Belfast Telegraph

Wednesday 1 October 2014

Guantanamo suspect on trial in US denies embassy blasts

The first Guantanamo Bay detainee to be taken to the United States for trial has pleaded not guilty to two embassy bombings.

Ahmed Ghailani entered the plea last night in federal court in Manhattan.

“With his appearance in federal court today, Ahmed Ghailani is being held accountable for his alleged role in the bombing of US Embassies in Tanzania and Kenya and the murder of 224 people,” Attorney General Eric Holder said.

“The Justice Department has a long history of securely detaining and successfully prosecuting terror suspects through the criminal justice system, and we will bring that experience to bear in seeking justice in this case.”

Ghailani’s trial will be an important test case for the Obama administration’s plan to close Guantanamo in seven months and bring some of the suspects to trial.

Ghailani was charged in 1998 for the al Qaida bombings of US embassies in Kenya and Tanzania, attacks which killed more than 224 people.

US officials say Ghailani began his terrorist career on a bicycle delivering bomb parts and rose through the al Qaida ranks to become a bodyguard to Osama bin Laden.

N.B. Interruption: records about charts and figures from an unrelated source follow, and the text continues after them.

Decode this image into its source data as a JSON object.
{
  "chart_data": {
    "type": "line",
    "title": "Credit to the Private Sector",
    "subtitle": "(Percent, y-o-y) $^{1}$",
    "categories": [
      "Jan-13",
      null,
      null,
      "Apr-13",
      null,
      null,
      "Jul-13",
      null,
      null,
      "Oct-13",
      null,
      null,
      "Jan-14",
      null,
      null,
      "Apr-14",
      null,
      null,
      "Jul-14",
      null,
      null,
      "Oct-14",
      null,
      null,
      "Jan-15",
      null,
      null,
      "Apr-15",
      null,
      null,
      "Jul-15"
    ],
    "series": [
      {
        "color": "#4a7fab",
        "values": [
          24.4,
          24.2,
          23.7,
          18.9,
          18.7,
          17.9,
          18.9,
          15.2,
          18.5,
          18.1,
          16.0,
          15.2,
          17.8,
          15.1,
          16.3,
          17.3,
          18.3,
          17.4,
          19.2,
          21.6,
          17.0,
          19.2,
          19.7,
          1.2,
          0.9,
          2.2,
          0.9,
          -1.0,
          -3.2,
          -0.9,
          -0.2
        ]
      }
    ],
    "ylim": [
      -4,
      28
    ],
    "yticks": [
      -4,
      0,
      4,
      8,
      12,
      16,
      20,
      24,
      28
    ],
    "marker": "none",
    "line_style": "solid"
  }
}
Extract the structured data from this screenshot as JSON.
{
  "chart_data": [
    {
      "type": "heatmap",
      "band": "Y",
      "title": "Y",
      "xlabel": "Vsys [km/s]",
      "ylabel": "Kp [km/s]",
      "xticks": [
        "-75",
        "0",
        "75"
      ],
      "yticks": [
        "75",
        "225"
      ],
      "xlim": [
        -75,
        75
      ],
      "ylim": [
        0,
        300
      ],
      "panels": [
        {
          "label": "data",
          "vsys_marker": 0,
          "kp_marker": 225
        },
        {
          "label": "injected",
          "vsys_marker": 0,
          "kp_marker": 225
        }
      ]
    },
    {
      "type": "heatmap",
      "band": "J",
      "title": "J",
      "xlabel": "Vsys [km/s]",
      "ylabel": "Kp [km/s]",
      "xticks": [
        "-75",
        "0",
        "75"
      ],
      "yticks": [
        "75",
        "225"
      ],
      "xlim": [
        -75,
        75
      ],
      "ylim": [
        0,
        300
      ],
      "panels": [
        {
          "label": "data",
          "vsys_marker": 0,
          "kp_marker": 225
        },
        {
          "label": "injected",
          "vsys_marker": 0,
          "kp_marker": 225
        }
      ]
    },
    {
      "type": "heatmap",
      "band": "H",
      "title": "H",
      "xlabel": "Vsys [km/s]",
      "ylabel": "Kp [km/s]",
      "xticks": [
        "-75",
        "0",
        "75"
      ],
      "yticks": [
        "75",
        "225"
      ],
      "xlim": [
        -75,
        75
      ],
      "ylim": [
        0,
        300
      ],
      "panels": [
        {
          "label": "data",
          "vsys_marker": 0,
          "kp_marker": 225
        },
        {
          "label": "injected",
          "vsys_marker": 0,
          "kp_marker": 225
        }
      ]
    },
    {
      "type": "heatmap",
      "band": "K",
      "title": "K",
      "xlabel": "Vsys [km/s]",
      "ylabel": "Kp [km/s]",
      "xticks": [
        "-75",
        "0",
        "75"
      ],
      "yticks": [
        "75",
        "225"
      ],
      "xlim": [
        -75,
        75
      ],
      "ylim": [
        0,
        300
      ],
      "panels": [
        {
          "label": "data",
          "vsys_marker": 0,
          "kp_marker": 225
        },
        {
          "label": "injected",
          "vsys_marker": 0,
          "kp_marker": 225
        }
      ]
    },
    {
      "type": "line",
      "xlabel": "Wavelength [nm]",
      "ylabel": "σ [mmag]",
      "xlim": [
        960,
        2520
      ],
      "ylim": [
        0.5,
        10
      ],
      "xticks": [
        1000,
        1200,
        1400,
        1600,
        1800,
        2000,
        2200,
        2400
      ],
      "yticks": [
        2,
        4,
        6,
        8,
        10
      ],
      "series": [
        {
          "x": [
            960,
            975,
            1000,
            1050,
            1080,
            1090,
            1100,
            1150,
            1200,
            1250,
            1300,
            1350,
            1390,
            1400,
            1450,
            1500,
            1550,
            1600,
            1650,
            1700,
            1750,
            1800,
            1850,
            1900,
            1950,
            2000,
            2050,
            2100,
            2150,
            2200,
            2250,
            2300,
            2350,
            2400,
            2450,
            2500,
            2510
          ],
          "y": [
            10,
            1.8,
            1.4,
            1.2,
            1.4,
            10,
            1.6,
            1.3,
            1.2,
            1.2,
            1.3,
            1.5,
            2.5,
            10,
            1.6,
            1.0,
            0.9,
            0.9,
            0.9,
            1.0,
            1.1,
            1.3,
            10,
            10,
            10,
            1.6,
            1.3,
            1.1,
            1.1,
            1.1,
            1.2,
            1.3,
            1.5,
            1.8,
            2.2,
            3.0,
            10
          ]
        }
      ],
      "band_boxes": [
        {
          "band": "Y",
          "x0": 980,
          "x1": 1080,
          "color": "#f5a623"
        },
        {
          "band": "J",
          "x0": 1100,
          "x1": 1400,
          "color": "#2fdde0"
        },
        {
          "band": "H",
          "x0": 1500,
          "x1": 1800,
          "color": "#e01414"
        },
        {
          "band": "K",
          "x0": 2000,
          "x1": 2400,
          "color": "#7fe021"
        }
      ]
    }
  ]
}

Ghailani, a Tanzanian, was in his twenties when prosecutors say he helped terrorists build one of the bombs that destroyed US embassies in East Africa in 1998.

He left Africa just before the bombings, according to investigators.

He then worked for al Qaida as a document forger, trainer at a terror camp and bodyguard to bin Laden.

He was categorised as a high-value detainee by US authorities after he was captured in Pakistan in 2004 and was transferred to the detention centre at the US naval base in Cuba two years later.

Since his capture, Ghailani has denied knowing the TNT and oxygen tanks he delivered would be used to make a bomb. He also denied buying a vehicle used in one of the attacks, saying he could not drive.

Now, the Obama administration is trying to put him into the US criminal justice system, despite claims by Republican critics that doing so would endanger American lives. Some politicians have opposed taking any Guantanamo detainees to the US for trial, even in heavily guarded settings. Last month, President Barack Obama said that preventing Ghailani from coming to US soil “would prevent his trial and conviction. And after over a decade, it is time to finally see that justice is served, and that is what we intend to do”.

Relatives of those killed in the embassy attacks have supported the decision to bring Ghailani to the US for trial. Many of those relatives say that since the 2001 terror attacks, the earlier victims of al-Qaida have been forgotten.

Yet the president faces pressure from across the political spectrum on his plan to close the detention centre. Democrats have said they want to see the president’s plan for closing the base before approving money to finance it, and Republicans are fighting to keep Guantanamo open.